Ricordate anche di non fornire mai il numero di conto corrente al quale è appoggiata la carta di credito. I dati necessari per completare l'acquisto sono solo quelli relativi alla carta (numero della carta, data di scadenza e codice di tre cifre, di solito scritto sul retro). Comunque, per dormire sonni più tranquilli, potreste dotarvi di una carta ricaricabile prepagata che genera una carta di credito virtuale, una sorta di carta usa e getta insomma. Così, se anche riuscissero ad attaccarvi, ruberebbero soltanto il contenuto caricato sulla carta per quella specifica transazione.

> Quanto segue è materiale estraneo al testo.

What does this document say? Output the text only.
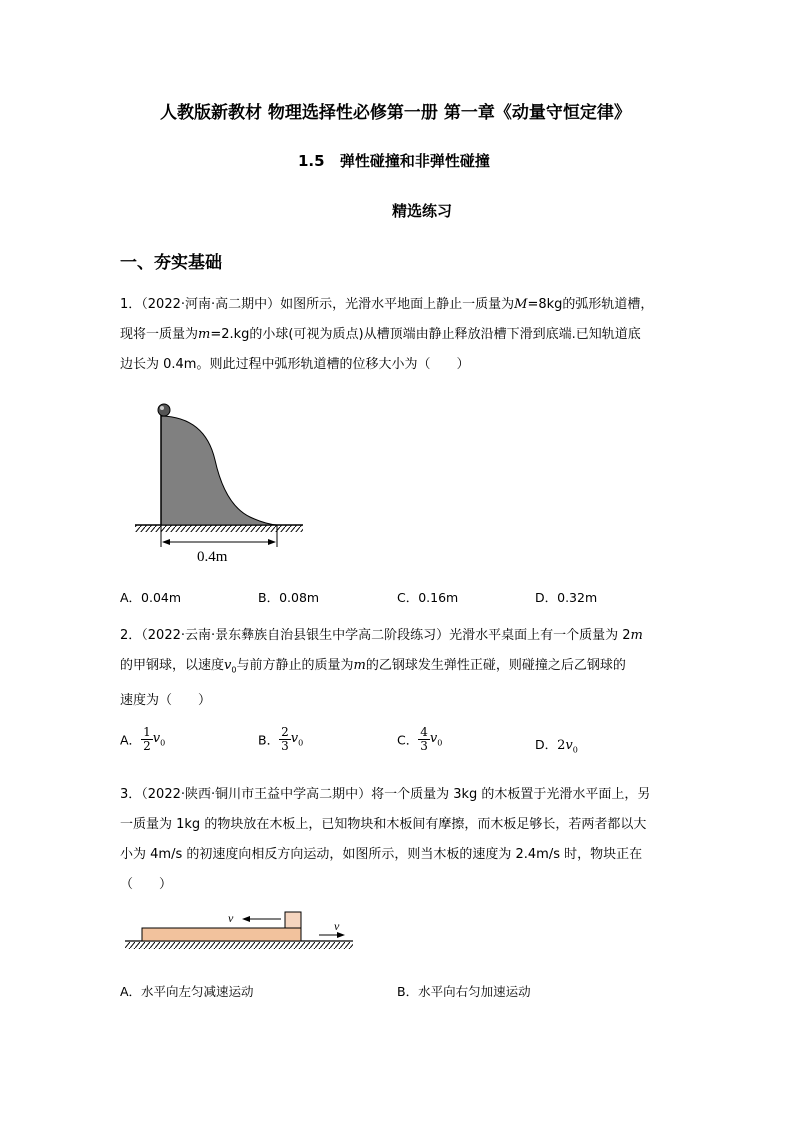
人教版新教材 物理选择性必修第一册 第一章《动量守恒定律》
1.5 弹性碰撞和非弹性碰撞
精选练习
一、夯实基础
1．（2022·河南·高二期中）如图所示，光滑水平地面上静止一质量为M=8kg的弧形轨道槽，
现将一质量为m=2.kg的小球(可视为质点)从槽顶端由静止释放沿槽下滑到底端.已知轨道底
边长为 0.4m。则此过程中弧形轨道槽的位移大小为（　　）
0.4m
A．0.04m	B．0.08m	C．0.16m	D．0.32m
2．（2022·云南·景东彝族自治县银生中学高二阶段练习）光滑水平桌面上有一个质量为 2m
的甲钢球，以速度$v_0$与前方静止的质量为m的乙钢球发生弹性正碰，则碰撞之后乙钢球的
速度为（　　）
A． $\frac{1}{2} v_0$	B． $\frac{2}{3} v_0$	C． $\frac{4}{3} v_0$	D．$2v_0$
3．（2022·陕西·铜川市王益中学高二期中）将一个质量为 3kg 的木板置于光滑水平面上，另
一质量为 1kg 的物块放在木板上，已知物块和木板间有摩擦，而木板足够长，若两者都以大
小为 4m/s 的初速度向相反方向运动，如图所示，则当木板的速度为 2.4m/s 时，物块正在
（　　）
v
v
A．水平向左匀减速运动	B．水平向右匀加速运动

Potete prenotare la vostra vacanza o i biglietti del teatro o della partita con la massima tranquillità, ma siate sempre vigili. Se riscontrate un'anomalia durante la procedura d'acquisto, annullatela subito. Magari era soltanto un falso allarme, o un passaggio necessario di cui non eravate ancora a conoscenza, ma è meglio averne la certezza. Segnalate tutto alla banca e al gestore del sito: contribuirete a migliorare le operazioni di sicurezza.

Infine (stavolta le vecchie abitudini sono utilissime), non fidatevi assolutamente di presunte email inviate dalla vostra banca o dalla società che emette la vostra carta di credito con la richiesta di fornire le vostre credenziali. Gli istituti di credito non comunicano così con i propri clienti! Messaggi di posta elettronica che abbiano in oggetto comunicazioni allarmanti ("Attenzione: il vostro conto/la vostra carta è a rischio" e affini) o entusiasmanti ("Banca X ti premia con 1 milione di euro sul tuo conto" e simili) sono più che sospetti. Ignorateli, segnalateli come spam e informate la banca. Bastano solo pochi click.